Former Botswana President faces off against founder
A bitter Boardroom battle for control of Botswana’s most prestigious company is being waged in Gaborone – and is reverberating through eight sub-Saharan countries.
At its heart is a battle for control of Choppies Enterprises Ltd – an investment holding company listed, but currently suspended, on both Botswana Stock Exchange (BSE) and the Johannesburg Stock Exchange (JSE).
It is pitting founder and CEO, Ramachandran Ottapathu and Botswana’s ex-President and current Chair of the Choppies Board, Mr Festus Mogae, against each other in a battle for control of the group which operates 260 stores in Botswana, South Africa, Zimbabwe, Zambia, Kenya, Tanzania, Mozambique and Namibia, and employs more than 17 000 people.
Mr Ottapathu joined Choppies in 1992 when it was a single insolvent store in Gaborone. Now, over 50% of Batswana shop regularly in its stores and Choppies is a much-loved household name – or it was until the Choppies Board put Mr Ottapathu on “precautionary suspension” this week and replaced him with the Deputy Chair, Mr. Farouk Ismail.
In its announcement to shareholders, Choppies Board said that trading of shares on both the Botswana Stock Exchange Limited (“BSEL”) and Johannesburg Stock Exchange Limited (“JSE”) remained suspended pending the Company’s publication of its 2018 Financial Results.

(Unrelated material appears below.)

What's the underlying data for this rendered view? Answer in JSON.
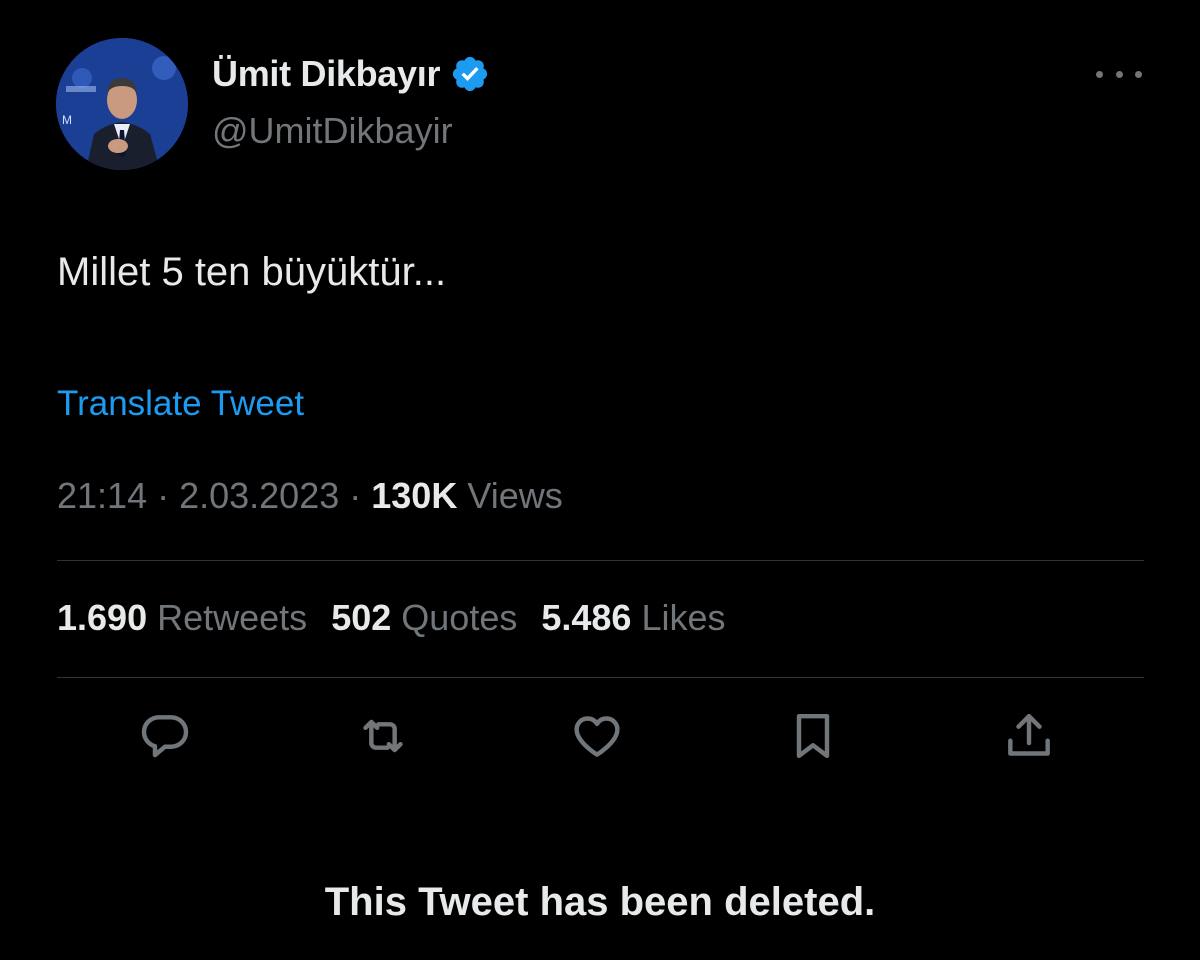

They had resolved to suspend Mr Ottapathu until “the Board determines the action, if any, to be taken in implementation of the recommendations made in the investigation reports that will follow the completion of the legal and forensic investigations announced by the Company on 5 March 2019”.
It added: “The legal investigation is anticipated to conclude by the end of May 2019 (having extended from the end of April 2019)…and the “forensic investigation is anticipated to conclude by the end of June 2019”.
It also announced the appointment of South African company, Redford Capital, as “Chief Restructuring Officer” of the company to review Choppies business and identify action plans to improve it.
Mr Ottapathu cried foul and has instructed attorneys to challenge his suspension.
He says he has done nothing wrong and is “confident that investigations currently underway will not find any actionable wrong-doing on his part”. Specifically, he says that he has not benefited financially from any transactions under investigation.
India-born Mr Ottapathu grew Choppies from one small store. “We started off with a very small company – it was literally insolvent at one stage. From 1986 to ’92 we had one store. From ’92 to ’99 we had two stores. From ’99 to now, we operate almost 210 stores.”
The small-sized Mr Ottapathu who created a giant of a business empire, believes strong ethics is integral to success in all walks of life.
“When I did my articles at an accounting firm, my principal, a Mr Menon, was one of the people who instilled discipline, hard work and ethics in me because he was a really ethical man. So, business ethics, hard work and dedication – all these things I learnt from him. It was the most valuable learning experience I had in my professional life.”
He believes in being “fair and impartial” and is not afraid to call a spade a spade. “As a leader, you should be able to stay away from controversies, make a decision without any issue of conscience, and stand as an independent person – don’t go with the bias. Then you will be able to make the right decision.”
As a devout Hindu. Mr Ottapathu believes in the law of retribution. “My upbringing has helped me. You know, the scientific explanation for Karma is that, for every action, there is an opposite reaction. That helped me do good things in life, and be kind. When you see two routes, you always pray that you take the right route. That as a human being is always helpful.”
Mr Ottapathu remains a director of Choppies and is its single largest shareholder.
He believes his suspension comes from personal differences with “certain members of the Board” and says he made a proposal at the Board meeting the new directors should be appointed and that the Chair (Mr Mogae) should be replaced with somebody younger.
Instead, The Board offered him a choice: resign or be suspended.
“I could not in good conscience agree to resign – because of Choppies’ current situation and my deep investment and commitment to a company to which I have devoted most of my life,” Mr Ottsapthu said, adding: “More importantly, I do not agree that I have done anything wrong.”
He said the decision to supend him was “premeditated, and designed to deflect collective responsibility of the Board in relation to Choppies’ current situtation”, and thart the Board could not provide him with comfort that they had appropriately undertaken contingency measures in light of his suspension or resignation.
He says: “The act was palpably not in the best interests of Choppies. It requires urgent governance and operational remedial interventions, including a review of Board performance and composition.
“I accept that the investigations currently underway need to run their course. I endorse the process and I am participating in it as required. We have to stop further losses and restore Choppies to the great Botswana success story that it is, “ he said.